Dalam euforia pembelajaran tatap muka pasca meredanya pandemi Covid-19,
reporter Journo Liberta berhasil mengulik kisah Mahasiswa asal Kota Padang,
Sumatera Barat yakni Mubariq Alfaridzi. Pengalaman kali pertama Alfaridzi
merasakan culture shock di Jakarta ialah ketika mencoba hidangan di Warteg. Menurutnya, penyediaan air minum
secara gratis di Warteg sangat ekonomis sebab banyak rumah makan yang pelit dalam hal memberi minuman gratis
kepada pelanggannya.
Dalam berkomunikasi, Faridz mengaku sedikit kesulitan untuk menyesuaikan
logat, sebab di daerah asalnya ia masih sering menggunakan bahasa daerah.
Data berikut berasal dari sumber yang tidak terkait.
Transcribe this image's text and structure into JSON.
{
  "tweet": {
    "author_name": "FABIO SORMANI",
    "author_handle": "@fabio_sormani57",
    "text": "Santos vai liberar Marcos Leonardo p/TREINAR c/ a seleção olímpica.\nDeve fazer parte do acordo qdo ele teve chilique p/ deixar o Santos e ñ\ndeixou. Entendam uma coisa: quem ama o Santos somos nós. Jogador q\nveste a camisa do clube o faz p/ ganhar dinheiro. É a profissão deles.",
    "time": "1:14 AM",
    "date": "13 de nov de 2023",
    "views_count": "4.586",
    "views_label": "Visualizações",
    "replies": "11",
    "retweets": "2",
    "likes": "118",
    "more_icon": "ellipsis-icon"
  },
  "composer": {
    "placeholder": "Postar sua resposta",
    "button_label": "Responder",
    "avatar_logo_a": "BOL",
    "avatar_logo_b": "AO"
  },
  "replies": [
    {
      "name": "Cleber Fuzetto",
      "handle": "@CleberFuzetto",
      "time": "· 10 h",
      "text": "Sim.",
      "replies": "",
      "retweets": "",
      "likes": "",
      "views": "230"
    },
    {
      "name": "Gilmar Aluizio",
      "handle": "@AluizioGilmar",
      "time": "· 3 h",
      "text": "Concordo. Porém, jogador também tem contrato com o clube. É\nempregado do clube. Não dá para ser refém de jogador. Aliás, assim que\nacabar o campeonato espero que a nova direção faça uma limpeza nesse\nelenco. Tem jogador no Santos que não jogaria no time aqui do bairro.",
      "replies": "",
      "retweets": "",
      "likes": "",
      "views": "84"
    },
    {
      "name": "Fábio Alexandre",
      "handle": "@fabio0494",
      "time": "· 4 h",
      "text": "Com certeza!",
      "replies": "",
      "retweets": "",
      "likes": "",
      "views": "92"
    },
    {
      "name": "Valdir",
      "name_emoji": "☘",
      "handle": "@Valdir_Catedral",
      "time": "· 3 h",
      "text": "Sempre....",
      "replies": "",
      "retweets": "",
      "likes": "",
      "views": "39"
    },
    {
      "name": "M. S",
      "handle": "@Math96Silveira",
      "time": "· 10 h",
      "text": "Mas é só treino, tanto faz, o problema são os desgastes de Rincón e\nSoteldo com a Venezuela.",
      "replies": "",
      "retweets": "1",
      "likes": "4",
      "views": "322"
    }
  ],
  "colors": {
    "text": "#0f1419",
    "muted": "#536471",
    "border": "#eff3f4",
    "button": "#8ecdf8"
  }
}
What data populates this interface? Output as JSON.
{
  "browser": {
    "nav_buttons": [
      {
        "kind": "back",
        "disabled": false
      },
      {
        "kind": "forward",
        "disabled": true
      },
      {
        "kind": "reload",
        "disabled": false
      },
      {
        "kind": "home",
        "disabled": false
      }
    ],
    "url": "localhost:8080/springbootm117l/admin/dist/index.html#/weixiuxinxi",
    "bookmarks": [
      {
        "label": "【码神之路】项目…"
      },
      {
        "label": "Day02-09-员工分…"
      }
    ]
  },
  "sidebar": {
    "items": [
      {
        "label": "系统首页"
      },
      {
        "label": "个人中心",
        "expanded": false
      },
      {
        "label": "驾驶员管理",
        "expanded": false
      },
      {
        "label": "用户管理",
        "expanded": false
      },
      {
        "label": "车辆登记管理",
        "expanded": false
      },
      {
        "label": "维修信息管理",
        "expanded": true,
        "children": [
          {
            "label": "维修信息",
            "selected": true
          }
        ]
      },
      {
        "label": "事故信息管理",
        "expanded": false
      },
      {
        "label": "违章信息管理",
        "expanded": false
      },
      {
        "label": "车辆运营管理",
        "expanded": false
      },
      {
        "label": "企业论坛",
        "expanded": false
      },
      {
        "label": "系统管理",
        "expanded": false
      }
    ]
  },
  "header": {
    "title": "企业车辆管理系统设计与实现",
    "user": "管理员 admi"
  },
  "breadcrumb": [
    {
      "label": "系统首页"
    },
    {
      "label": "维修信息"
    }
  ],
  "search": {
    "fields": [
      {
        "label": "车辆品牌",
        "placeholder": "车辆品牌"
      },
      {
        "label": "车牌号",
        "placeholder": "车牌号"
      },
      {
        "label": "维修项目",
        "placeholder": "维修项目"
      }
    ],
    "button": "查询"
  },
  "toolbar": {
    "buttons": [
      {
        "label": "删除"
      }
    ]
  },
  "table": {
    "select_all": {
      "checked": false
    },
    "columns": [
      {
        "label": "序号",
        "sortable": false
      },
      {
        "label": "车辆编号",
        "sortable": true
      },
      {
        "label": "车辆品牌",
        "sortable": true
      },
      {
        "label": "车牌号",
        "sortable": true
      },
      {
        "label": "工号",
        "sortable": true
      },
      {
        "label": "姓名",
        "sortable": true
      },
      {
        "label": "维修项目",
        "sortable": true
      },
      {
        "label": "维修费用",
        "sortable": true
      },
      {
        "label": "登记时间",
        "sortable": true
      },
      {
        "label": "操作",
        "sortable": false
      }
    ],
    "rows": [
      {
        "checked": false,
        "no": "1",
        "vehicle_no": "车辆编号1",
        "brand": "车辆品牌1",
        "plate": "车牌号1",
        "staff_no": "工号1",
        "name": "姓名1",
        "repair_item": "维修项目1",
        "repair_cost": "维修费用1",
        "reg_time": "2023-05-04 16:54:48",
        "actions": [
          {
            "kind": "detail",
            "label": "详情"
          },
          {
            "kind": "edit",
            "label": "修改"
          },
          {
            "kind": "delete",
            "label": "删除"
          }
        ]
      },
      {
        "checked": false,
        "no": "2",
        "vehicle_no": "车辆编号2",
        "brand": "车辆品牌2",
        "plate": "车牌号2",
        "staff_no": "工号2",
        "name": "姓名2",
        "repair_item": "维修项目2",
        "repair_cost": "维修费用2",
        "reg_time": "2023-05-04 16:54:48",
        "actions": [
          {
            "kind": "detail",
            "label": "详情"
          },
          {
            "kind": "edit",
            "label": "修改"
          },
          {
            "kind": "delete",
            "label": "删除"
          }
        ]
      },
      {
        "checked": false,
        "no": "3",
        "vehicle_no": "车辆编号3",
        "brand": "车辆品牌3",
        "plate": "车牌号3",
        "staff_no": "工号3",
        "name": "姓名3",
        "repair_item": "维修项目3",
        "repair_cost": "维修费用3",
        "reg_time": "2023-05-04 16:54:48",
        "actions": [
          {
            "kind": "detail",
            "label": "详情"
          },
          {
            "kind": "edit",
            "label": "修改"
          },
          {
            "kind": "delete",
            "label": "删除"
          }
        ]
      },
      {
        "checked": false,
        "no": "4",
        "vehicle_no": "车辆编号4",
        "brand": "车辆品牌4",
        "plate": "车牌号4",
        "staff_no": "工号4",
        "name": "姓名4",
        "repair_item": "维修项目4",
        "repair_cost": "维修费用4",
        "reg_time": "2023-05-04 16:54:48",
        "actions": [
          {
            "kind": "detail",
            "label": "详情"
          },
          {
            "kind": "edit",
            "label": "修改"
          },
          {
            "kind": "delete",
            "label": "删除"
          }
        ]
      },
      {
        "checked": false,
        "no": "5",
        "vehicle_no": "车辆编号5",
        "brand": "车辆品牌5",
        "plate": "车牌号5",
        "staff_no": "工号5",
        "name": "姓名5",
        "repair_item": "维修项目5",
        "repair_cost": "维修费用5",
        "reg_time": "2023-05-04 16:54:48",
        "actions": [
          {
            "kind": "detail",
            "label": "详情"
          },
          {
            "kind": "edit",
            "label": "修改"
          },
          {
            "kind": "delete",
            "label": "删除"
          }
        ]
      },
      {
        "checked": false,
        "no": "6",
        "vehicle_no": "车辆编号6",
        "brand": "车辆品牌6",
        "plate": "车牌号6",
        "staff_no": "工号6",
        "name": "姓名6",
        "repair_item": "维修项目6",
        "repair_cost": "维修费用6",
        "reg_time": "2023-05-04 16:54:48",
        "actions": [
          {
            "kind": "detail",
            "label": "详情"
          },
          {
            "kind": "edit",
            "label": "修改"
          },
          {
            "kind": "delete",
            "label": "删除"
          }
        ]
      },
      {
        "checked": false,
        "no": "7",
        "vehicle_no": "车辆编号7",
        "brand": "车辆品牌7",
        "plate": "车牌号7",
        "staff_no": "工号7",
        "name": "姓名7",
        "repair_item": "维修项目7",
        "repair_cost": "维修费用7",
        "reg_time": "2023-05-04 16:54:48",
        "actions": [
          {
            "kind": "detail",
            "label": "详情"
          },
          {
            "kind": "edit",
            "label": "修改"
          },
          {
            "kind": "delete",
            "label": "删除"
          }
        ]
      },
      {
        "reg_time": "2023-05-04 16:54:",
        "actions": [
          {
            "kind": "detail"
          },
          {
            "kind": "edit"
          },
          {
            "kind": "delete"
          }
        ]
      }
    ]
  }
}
Tak
jarang pula ia merasa dipandang sebelah mata oleh teman-temannya.
“Soalnya anak sini menganggap gue tuh enggak berbahasa Indonesia di
Padang, padahal ada (yang berbahasa Indonesia), tapi kami lebih menjunjung
tinggi bahasa daerah kami,” ujarnya saat diwawancarai via WhatsApp pada Selasa
(8/3/2023).
Selain itu, kepadatan lalu lintas ibu kota juga turut menjadi culture
shock bagi Faridz karena hal itu kerap kali membuatnya harus bersabar saat
di tengah kepadatan lalu lintas tersebut. Meski begitu, ia tetap merasa bersyukur
karena sebagai anak rantau ia dapat hidup lebih mandiri. Dalam perantauannya,
Faridz mengaku jarang merasa kesepian sebab Faridz memiliki perkumpulan
primordial KMM (Keluarga Mahasiswa Minang) sehingga ia dapat terhindar dari
istilah homesick.
Tenggelamkan! Mungkin kata tersebut sangat
identik dengan peristiwa penenggelaman kapal asing pencuri ikan di Natuna, Kepulauan
Riau. Itulah asal daerah perantau berikutnya, Karin dari jurusan Bimbingan
Penyuluhan Islam. Karin sudah memulai kisah perantauannya sejak tahun 2020
sebelum ia berkuliah di UIN Jakarta.
Karena memiliki jam terbang yang sudah cukup lama, Karin mengaku tidak
merasa kesulitan dalam beradaptasi. Namun, Karin juga sempat mengalami culture shock dengan masyarakat Jakarta.
“Lebih ke bahasa sih, kayak sebutan uang (goceng, gopek, pekgo, dsb)
sama sebutan keluarga kayak encing, encang, dll. Terus kaget juga kalo orang
betawi tuh suka liburan bareng keluarga naek bis ke puncak,” ucapnya melalui direct message Instagram pada Selasa (8/3/2023).
Semenjak merantau, Karin merasa menjadi pribadi yang lebih mandiri dan
pintar dalam menyelesaikan masalah. Ketika sedang rindu dengan masakan rumah,
ia akan mencari tempat makan yang memiliki cita rasa yang sama dengan masakan
rumahnya.
Kisah rantau menarik juga dirasakan oleh mahasiswa Fakultas Ushuluddin
Jurusan Ilmu Al-Qur’an dan Tafsir, Vita Latifa Aryani yang berasal dari Lombok
Timur, Nusa Tenggara Barat. Memutuskan berkuliah di UIN Jakarta mengantarkan
Vita pada pengalaman perdananya menaiki pesawat dan menginjakkan kaki di ibu
kota. Ia pun sempat berkeliling kota dan mengunjungi beberapa tempat wisata
seperti Monas dan Monumen Pancasila.
Segala hal yang berada di Jakarta merupakan pengalaman baru bagi Vita. Ia
harus beradaptasi dengan banyak hal, mulai dari makanan, bahasa, hingga moda
transportasi.
“Awal-awal kuliah masih belum pede
buat ngomong karena banyak yang masya
Allah di kelas. Tapi aku coba buat berani nanya dan aktif di kelas. Selain
itu di awal juga aku belum enak makannya karena lidah aku belum terbiasa sama
rasa masakan di sini. Soalnya makanan di Lombok itu pedas-pedas, sedangkan di
sini kebanyakan rasanya manis gitu. Oh iya, satu lagi yang aku rasa menarik itu
soal KRL dan TransJakarta soalnya di Lombok enggak ada kereta api,” curhat Vita
melalui WhatsApp pada Selasa (8/3/2023).
Vita mengaku sedikit kesulitan dalam berkomunikasi menggunakan kata ganti lo-gue sehingga ia harus menyesuaikan
diri dengan gaya bahasa warga Jakarta. Selain itu, perbedaan harga makanan dan
barang di ibu kota dengan tempat asalnya membuat Vita harus pintar dalam
mengatur keuangannya secara mandiri.